井手:作家さんにとっては、キャラクターは本当に子どもたちだと思います。だけど、「私だって叔母くらいの立ち位置ではある! こんなに傍にいる叔母なんだから、意見を言わせてくれ!」って感じでワーワー言ったりしますね(笑)。

まだ「投稿するか」迷っているアナタへ…

───この記事が掲載されてから、実際の投稿日までは数日猶予があります。そこで「どうしようかな…」とまだ迷っている方に何か伝えたいことはありますか?

鈴木:この作品を出して良いんだろうか、受け入れてもらえるだろうかって悩んだりすると思うんですけど…編集者は作品そのものだけではなく、その作家さんとの将来を見ながら、どういうふうに一緒に作品を作っていくか? そういう「未来図」を見ながら作品を拝見しています。特に今回「1dayマンガ賞」は、もしかすると初めて「LaLa」を意識したっていう方もいらっしゃるかも知れない。でも、逆に言えば、そういった方の中から今までの「LaLa」に無いものとと出会えらたらうれしいなって思っているんです。冒頭でお話したように、「LaLa」をはじめとした白泉社の少女漫画の良さは、「はみ出してる部分を活かして、そこを面白くつくりあげる」ところだと思うので。「自分はこんな作家です」とか、「こういうものを面白いと思ってます」とか、「こういうはみ出し方をしてます」っていう、自己紹介をするくらいのつもりで投稿していただけたらよいと思うんです。みなさんの自己紹介をお受けして、この作家さんと、今後どういうふうに漫画の世界を歩んでいこうか?っていう未来を僕たちも考えさせていただいて、「コメント」という形で、今度は僕ら編集者の自己紹介を必ずお返しするので。その結果、お互いに「この人となら…」って思えたらなら、ぜひ一緒に漫画を作りたいなと思っています。

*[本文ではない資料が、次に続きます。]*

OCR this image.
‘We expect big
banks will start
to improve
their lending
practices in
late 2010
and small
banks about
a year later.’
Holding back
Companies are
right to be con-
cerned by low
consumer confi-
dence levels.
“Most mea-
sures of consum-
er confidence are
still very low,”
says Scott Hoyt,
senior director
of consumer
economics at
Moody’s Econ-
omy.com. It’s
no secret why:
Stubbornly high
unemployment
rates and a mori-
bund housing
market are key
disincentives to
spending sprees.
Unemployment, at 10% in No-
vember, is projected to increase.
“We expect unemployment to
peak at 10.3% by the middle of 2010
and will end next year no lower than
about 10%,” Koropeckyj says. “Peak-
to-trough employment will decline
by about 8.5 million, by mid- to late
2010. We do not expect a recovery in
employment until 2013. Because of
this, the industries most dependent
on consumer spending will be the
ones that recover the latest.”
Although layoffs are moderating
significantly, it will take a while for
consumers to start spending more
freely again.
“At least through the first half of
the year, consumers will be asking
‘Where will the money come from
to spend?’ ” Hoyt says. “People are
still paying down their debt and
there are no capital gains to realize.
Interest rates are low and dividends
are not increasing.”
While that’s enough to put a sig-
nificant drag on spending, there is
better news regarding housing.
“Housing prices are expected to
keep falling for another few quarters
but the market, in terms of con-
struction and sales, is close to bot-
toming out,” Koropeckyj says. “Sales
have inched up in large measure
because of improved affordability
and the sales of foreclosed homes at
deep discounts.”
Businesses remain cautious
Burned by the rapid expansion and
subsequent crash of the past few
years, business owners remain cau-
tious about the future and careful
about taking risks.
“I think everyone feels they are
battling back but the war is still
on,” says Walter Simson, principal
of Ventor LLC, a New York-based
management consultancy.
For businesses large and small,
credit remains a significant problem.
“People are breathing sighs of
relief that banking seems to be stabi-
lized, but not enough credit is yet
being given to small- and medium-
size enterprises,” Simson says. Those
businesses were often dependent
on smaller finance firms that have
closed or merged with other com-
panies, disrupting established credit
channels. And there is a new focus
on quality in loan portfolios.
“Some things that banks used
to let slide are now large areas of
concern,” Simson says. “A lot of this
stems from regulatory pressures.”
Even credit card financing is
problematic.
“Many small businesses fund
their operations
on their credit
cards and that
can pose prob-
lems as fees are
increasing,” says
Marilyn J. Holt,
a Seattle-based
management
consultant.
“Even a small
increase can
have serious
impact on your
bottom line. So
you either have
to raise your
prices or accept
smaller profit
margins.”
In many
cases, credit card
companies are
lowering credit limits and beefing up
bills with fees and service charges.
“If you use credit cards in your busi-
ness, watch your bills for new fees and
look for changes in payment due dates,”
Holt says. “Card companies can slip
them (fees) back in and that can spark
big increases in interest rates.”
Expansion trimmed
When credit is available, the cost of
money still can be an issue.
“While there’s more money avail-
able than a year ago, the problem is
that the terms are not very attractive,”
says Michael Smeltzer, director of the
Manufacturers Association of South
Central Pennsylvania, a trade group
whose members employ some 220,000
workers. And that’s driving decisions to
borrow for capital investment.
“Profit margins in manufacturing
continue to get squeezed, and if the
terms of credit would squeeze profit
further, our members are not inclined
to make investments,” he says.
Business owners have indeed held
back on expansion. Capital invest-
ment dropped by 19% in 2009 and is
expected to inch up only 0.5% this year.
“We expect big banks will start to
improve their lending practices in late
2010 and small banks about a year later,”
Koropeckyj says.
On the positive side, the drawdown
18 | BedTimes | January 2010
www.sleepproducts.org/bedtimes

井手:入社からずっと「LaLa」に17年いて、今年から「マンガラボ!」を立ち上げたんですが……歴史が磨いた「LaLa」の良いシステムと、「LaLa」という世界観に対して、「マンガラボ!」の即時性…今の漫画界らしい良いシステムとが、今回鈴木編集長の決断で初めて交わって、いいバランスが取れていると思うんです。なので、「どっちに挑戦しよう」と迷っている人も「どちらにも挑戦したい」という人も、今回の漫画賞に投稿して損はないんじゃないかと思っています。特に今回の賞は、1週間で結果が出ますから! 悩むぐらいだったらお試し投稿してもいいかな? 結果を心配して長く座して待つ必要もないので。ぜひ投稿をお待ちしております。

───ありがとうございました。